コロナ禍もあり、4月から4か月間の活動自粛を強いられた。子どもたちは外で遊ぶこともできず、バスケットボールへの思いを募らせた。活動再開後も3密を避けるために、男女別のスケジュールで練習を実施。全員が集合したのは、この日が実に3月以来、初だった。「川南ドルフィンズ」では、バスケットボールを通じて子どもたちが考える力を身につけたり、他人への挨拶や礼儀など人として大切なものを学んでほしいと願っている。その中で、子どもたちが夢や目標に向かって頑張る大切さを知ってほしいと、「東北『夢』応援プログラム」に参加することになった。

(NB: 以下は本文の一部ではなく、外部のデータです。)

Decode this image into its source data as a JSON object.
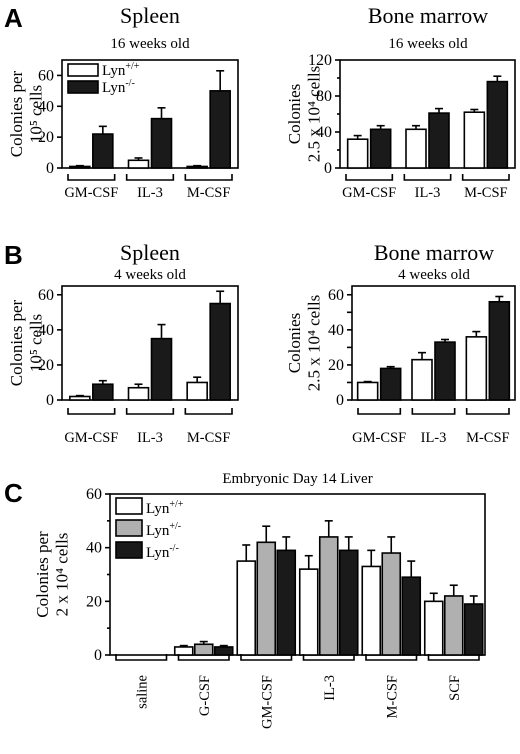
{
  "panel_labels": [
    "A",
    "B",
    "C"
  ],
  "series_colors": {
    "Lyn+/+": "#ffffff",
    "Lyn+/-": "#b0b0b0",
    "Lyn-/-": "#1a1a1a"
  },
  "chart_data": [
    {
      "id": "a-spleen",
      "panel": "A",
      "type": "bar",
      "title": "Spleen",
      "subtitle": "16 weeks old",
      "ylabel_lines": [
        "Colonies per",
        "10⁵ cells"
      ],
      "ylim": [
        0,
        70
      ],
      "yticks": [
        0,
        20,
        40,
        60
      ],
      "groups": [
        "GM-CSF",
        "IL-3",
        "M-CSF"
      ],
      "series": [
        {
          "name": "Lyn+/+",
          "values": [
            1,
            5,
            1
          ],
          "errors": [
            0.5,
            1.5,
            0.5
          ]
        },
        {
          "name": "Lyn-/-",
          "values": [
            22,
            32,
            50
          ],
          "errors": [
            5,
            7,
            13
          ]
        }
      ],
      "legend": {
        "entries": [
          {
            "series": "Lyn+/+",
            "base": "Lyn",
            "sup": "+/+"
          },
          {
            "series": "Lyn-/-",
            "base": "Lyn",
            "sup": "-/-"
          }
        ],
        "position": "top-left"
      }
    },
    {
      "id": "a-bm",
      "panel": "A",
      "type": "bar",
      "title": "Bone marrow",
      "subtitle": "16 weeks  old",
      "ylabel_lines": [
        "Colonies",
        "2.5 x 10⁴ cells"
      ],
      "ylim": [
        0,
        120
      ],
      "yticks": [
        0,
        40,
        80,
        120
      ],
      "yticks_minor": [
        20,
        60,
        100
      ],
      "groups": [
        "GM-CSF",
        "IL-3",
        "M-CSF"
      ],
      "series": [
        {
          "name": "Lyn+/+",
          "values": [
            32,
            43,
            62
          ],
          "errors": [
            4,
            4,
            3
          ]
        },
        {
          "name": "Lyn-/-",
          "values": [
            43,
            61,
            96
          ],
          "errors": [
            4,
            5,
            6
          ]
        }
      ]
    },
    {
      "id": "b-spleen",
      "panel": "B",
      "type": "bar",
      "title": "Spleen",
      "subtitle": "4 weeks old",
      "ylabel_lines": [
        "Colonies per",
        "10⁵ cells"
      ],
      "ylim": [
        0,
        65
      ],
      "yticks": [
        0,
        20,
        40,
        60
      ],
      "groups": [
        "GM-CSF",
        "IL-3",
        "M-CSF"
      ],
      "series": [
        {
          "name": "Lyn+/+",
          "values": [
            2,
            7,
            10
          ],
          "errors": [
            0.5,
            2,
            3
          ]
        },
        {
          "name": "Lyn-/-",
          "values": [
            9,
            35,
            55
          ],
          "errors": [
            2,
            8,
            7
          ]
        }
      ]
    },
    {
      "id": "b-bm",
      "panel": "B",
      "type": "bar",
      "title": "Bone marrow",
      "subtitle": "4 weeks old",
      "ylabel_lines": [
        "Colonies",
        "2.5 x 10⁴ cells"
      ],
      "ylim": [
        0,
        65
      ],
      "yticks": [
        0,
        10,
        20,
        30,
        40,
        50,
        60
      ],
      "ytick_labels_shown": [
        20,
        40,
        60
      ],
      "groups": [
        "GM-CSF",
        "IL-3",
        "M-CSF"
      ],
      "series": [
        {
          "name": "Lyn+/+",
          "values": [
            10,
            23,
            36
          ],
          "errors": [
            0.5,
            4,
            3
          ]
        },
        {
          "name": "Lyn-/-",
          "values": [
            18,
            33,
            56
          ],
          "errors": [
            1,
            1.5,
            3
          ]
        }
      ]
    },
    {
      "id": "c-liver",
      "panel": "C",
      "type": "bar",
      "title": "",
      "subtitle": "Embryonic Day 14  Liver",
      "ylabel_lines": [
        "Colonies per",
        "2 x 10⁴ cells"
      ],
      "ylim": [
        0,
        60
      ],
      "yticks": [
        0,
        20,
        40,
        60
      ],
      "yticks_minor": [
        10,
        30,
        50
      ],
      "groups": [
        "saline",
        "G-CSF",
        "GM-CSF",
        "IL-3",
        "M-CSF",
        "SCF"
      ],
      "series": [
        {
          "name": "Lyn+/+",
          "values": [
            0,
            3,
            35,
            32,
            33,
            20
          ],
          "errors": [
            0,
            0.5,
            6,
            5,
            6,
            3
          ]
        },
        {
          "name": "Lyn+/-",
          "values": [
            0,
            4,
            42,
            44,
            38,
            22
          ],
          "errors": [
            0,
            1,
            6,
            6,
            6,
            4
          ]
        },
        {
          "name": "Lyn-/-",
          "values": [
            0,
            3,
            39,
            39,
            29,
            19
          ],
          "errors": [
            0,
            0.5,
            5,
            5,
            6,
            3
          ]
        }
      ],
      "legend": {
        "entries": [
          {
            "series": "Lyn+/+",
            "base": "Lyn",
            "sup": "+/+"
          },
          {
            "series": "Lyn+/-",
            "base": "Lyn",
            "sup": "+/-"
          },
          {
            "series": "Lyn-/-",
            "base": "Lyn",
            "sup": "-/-"
          }
        ],
        "position": "top-left"
      }
    }
  ]
}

渡邉氏「サポートしてくれる人に感謝しながら、普段の生活からポジティブに」
「東北『夢』応援プログラム」は、公益財団法人東日本大震災復興支援財団が立ち上げた、年間を通して子供たちの夢や目標を応援するプログラムだ。「夢応援マイスター」を務めるアスリートや元アスリートが、参加する子供たちがそれぞれに掲げる半年後、あるいは1年後の目標に向かって、遠隔指導ツールでサポート。1日限りのイベントで子供たちとの交流を終えるのではなく、離れた場所でも動画やSNSを通じて継続したプライベートレッスンが受けられるという画期的な試みだ。
楽しい時間ほど、あっという間に過ぎてしまう。クリニックを終えると、遠隔指導に参加する10人の子どもたちが夢達成ノートに「わたしの将来の夢」「未来のわたしの町をどうしたい?」「半年後の約束」を記入し、渡邉氏の前で元気に発表した。「将来の夢」として「プロバスケット選手」をあげたのは1人だったが、「学校の先生」「人の役に立てる人」「美容師」「科学者」など、それぞれ未来に向かって大きな夢を膨らませた。同時に「半年後の約束」に掲げたのは、「ドリブルを強くしたい」「たくさん試合に出て優勝すること」「足を動かして緩急をつけたプレーをすること」など具体的な目標ばかり。渡邉氏は、目標を立て、それに向かって努力する大切さに触れ、子どもたちに「お父さんやお母さん、コーチなどサポートしてくれる人に感謝しながら、普段の生活からポジティブに楽しみながら半年頑張りましょう!」とエールを送った。
半年という短い期間ではあるが、ここから遠隔指導ツールを通じた渡邉氏と子どもたちの交流が始まる。来年3月の成果発表を迎える頃には、福島という土地が繋いだ縁は太く確かなものとなっているだろう。